Event logs of the simulation model of a Baggage Handling System (BHS)

The BHS simulation event log and the computed Performance Spectrum (see the table below) are available along with other release files here. The source code is available in this branch of the PSM project.

File Description
PPM_BHS_Sim_log.zip The event log in the XES and CSV formats.
PPM_BHS_Sim_PerfSpec.zip The computed Performance Spectrum in the format of the PSM v.1.1.6
perf_spec-assembly-1.1.6.jar The PSM v.1.1.6
ppm-assembly-1.1.6.jar The binaries for running the command line scripts descibed below

Running the simulation model

Class for running Command line arguments
org.processmining.scala.sim.conveyors.experiments.PreSorterStarterCli output_directory days_to_simulate start_offset_hours duration_hours

For example, command line

java -cp ppm-assembly-1.1.6.jar org.processmining.scala.sim.conveyors.experiments.PreSorterStarterCli g:\logs 7 10 12

triggers simulation for 7 days, operating hours start at 10:00am, duration of operating hours is 12 hours.

Model training

Before training the PyTorch framework should be installed and configure for your Python environment. The Python scripts for training are located here.

Model training can be configured in the main file fnn_app.py:

Parameter Description
is_linear Use a Logistic regression model if True and Feedforward (FF) NN if False
hidden_layers Number of the hidden layers of the FF NN. Change also number of layers in the code of class PreSorterFnn
hidden_dim Size of the hidden layers
experiment_id Root folder of the training/test sets in the common folder for the datasets ..data
n_splits k for k-fold cross-validation

There are more parameters for fine-grained tuning, their meaning is clear from naming.

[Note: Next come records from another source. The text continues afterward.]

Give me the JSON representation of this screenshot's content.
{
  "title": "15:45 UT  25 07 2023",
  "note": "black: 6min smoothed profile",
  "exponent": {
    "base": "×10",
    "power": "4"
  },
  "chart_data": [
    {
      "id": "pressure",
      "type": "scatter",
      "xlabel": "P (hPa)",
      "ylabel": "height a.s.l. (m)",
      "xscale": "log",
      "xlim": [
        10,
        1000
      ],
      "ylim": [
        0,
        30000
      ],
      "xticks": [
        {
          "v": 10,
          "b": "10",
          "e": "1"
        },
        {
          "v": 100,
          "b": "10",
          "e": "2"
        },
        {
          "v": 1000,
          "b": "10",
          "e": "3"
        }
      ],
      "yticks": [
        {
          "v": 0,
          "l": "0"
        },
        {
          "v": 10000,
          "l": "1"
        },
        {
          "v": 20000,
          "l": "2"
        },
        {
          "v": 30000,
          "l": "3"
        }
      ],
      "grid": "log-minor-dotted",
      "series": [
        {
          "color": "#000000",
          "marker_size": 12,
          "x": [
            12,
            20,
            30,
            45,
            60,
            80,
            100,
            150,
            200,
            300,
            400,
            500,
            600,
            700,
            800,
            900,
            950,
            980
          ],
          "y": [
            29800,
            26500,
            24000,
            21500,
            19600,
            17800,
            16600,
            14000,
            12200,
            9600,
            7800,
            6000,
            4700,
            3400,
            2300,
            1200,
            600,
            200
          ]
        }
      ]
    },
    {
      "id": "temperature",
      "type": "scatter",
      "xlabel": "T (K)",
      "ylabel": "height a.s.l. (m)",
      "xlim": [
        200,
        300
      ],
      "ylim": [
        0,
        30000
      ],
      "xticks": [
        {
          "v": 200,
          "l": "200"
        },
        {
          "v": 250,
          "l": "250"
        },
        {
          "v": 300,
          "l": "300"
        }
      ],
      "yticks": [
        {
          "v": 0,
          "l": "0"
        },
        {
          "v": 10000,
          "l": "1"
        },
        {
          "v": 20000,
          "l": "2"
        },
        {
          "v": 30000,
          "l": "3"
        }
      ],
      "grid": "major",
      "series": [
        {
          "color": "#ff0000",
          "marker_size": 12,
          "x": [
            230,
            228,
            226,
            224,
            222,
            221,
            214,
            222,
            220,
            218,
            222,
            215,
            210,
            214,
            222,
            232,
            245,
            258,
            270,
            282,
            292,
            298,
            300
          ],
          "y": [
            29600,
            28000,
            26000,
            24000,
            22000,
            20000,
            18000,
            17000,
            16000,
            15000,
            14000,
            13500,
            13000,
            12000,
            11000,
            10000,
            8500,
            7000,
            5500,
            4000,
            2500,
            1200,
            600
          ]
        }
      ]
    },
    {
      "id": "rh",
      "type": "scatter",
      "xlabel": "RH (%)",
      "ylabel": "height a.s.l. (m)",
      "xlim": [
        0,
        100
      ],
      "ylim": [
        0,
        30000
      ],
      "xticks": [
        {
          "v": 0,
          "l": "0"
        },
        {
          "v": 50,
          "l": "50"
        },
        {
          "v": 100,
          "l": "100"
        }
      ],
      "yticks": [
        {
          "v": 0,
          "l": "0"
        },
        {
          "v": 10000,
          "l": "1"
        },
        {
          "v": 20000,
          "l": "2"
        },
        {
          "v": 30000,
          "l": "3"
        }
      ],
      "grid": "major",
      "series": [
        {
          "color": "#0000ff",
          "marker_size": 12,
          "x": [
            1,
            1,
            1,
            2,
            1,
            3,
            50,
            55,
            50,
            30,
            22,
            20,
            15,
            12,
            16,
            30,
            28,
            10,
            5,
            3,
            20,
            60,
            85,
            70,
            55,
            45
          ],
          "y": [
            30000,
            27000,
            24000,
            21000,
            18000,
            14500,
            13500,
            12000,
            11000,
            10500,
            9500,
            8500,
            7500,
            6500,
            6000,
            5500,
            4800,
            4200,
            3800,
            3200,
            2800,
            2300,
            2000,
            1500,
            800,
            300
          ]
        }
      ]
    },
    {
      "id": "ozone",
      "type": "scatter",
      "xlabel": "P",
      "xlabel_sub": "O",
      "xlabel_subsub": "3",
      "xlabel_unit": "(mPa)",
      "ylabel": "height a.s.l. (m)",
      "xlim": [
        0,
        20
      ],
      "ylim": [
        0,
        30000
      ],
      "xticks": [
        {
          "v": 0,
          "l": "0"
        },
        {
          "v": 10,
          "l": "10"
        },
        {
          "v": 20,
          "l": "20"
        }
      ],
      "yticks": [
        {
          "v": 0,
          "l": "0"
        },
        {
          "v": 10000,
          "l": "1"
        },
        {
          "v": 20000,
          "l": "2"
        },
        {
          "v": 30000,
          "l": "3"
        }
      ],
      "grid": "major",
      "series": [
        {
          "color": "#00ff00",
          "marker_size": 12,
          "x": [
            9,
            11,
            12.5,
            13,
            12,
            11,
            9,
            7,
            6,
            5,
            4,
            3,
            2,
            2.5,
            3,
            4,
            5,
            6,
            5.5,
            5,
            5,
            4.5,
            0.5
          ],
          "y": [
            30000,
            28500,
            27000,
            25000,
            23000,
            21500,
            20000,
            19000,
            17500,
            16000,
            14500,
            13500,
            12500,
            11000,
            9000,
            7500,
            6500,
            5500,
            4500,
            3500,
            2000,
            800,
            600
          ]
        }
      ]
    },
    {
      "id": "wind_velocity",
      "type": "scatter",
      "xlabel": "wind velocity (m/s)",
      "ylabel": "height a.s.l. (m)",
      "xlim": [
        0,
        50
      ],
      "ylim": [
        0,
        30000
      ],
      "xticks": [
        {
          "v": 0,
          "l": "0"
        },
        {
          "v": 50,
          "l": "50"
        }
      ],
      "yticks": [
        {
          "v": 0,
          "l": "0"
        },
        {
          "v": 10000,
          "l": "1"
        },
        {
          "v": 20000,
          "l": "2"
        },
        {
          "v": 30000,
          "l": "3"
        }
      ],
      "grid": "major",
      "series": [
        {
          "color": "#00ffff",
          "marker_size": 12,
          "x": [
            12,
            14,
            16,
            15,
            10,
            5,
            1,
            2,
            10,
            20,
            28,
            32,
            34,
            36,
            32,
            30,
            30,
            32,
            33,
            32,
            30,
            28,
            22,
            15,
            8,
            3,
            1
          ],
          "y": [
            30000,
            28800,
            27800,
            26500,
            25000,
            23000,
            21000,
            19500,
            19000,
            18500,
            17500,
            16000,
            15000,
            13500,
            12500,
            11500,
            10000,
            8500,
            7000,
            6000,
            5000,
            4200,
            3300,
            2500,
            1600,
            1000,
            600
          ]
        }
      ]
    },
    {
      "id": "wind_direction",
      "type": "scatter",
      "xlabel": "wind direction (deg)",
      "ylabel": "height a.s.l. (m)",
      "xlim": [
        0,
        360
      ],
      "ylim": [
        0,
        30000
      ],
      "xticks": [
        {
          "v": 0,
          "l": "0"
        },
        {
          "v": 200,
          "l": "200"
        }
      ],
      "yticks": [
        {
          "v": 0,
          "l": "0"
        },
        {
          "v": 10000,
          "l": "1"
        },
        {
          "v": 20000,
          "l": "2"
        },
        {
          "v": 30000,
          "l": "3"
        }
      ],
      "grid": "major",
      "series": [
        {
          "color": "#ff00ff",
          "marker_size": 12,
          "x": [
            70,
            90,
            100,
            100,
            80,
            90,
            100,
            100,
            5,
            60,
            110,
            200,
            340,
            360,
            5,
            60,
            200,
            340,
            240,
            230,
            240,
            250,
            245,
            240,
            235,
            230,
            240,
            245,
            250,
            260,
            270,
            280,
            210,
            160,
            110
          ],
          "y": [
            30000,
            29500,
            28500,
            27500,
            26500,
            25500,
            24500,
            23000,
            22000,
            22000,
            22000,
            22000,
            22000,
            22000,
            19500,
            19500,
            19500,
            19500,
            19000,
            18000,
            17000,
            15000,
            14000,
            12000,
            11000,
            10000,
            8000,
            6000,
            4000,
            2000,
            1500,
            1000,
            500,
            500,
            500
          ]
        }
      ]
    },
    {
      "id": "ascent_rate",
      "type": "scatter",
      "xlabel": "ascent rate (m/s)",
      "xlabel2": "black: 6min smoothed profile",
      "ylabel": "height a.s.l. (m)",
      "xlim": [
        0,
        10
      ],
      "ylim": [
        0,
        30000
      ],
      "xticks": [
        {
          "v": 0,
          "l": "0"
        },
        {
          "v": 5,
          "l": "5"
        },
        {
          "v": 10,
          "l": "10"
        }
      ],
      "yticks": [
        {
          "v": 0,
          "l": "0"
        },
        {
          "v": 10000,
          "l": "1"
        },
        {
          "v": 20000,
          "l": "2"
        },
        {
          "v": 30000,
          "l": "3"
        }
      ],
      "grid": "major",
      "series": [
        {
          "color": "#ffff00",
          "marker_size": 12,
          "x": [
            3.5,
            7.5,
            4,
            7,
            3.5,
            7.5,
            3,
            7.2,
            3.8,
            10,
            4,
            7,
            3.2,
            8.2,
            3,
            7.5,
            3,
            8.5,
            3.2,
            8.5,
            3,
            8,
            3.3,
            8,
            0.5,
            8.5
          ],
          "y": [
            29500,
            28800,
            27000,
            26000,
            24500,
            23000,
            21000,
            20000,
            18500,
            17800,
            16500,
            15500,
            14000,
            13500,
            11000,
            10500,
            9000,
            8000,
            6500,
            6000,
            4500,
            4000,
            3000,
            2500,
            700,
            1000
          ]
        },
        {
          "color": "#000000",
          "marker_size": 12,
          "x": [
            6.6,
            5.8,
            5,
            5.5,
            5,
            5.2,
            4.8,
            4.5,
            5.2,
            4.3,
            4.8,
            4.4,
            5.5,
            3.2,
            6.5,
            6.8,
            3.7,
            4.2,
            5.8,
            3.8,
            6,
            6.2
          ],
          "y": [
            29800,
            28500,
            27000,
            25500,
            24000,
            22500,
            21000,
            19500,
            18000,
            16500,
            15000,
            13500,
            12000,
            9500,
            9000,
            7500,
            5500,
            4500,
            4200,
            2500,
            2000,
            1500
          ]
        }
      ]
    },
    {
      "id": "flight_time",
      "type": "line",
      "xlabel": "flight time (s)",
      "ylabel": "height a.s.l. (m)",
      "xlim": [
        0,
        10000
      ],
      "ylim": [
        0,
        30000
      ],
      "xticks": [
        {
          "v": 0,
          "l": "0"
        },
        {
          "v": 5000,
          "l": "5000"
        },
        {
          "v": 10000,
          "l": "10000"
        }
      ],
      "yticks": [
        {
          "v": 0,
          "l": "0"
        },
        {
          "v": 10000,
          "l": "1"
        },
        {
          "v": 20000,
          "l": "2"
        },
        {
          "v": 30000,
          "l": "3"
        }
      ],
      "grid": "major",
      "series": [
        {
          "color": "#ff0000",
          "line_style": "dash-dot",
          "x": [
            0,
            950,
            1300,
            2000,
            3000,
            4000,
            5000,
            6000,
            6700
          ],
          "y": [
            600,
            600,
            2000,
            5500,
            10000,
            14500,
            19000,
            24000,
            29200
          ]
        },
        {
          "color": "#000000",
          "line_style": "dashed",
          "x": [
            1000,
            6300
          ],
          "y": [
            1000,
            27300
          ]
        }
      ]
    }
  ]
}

As the output, the scripts summarize values of MSE, MAE and R squared and can also generate the set with predicted values for the test set (in the subfolder test).

Data-Driven Inter-Case Feature Encoding

The Data-Driven Inter-Case Feature Encoding is implemented in class DdeInterCaseFeatureEncoder, package org.processmining.scala.prediction.preprocessing.ppm_experiments.intercase. The sample code is in ProductionLogExample.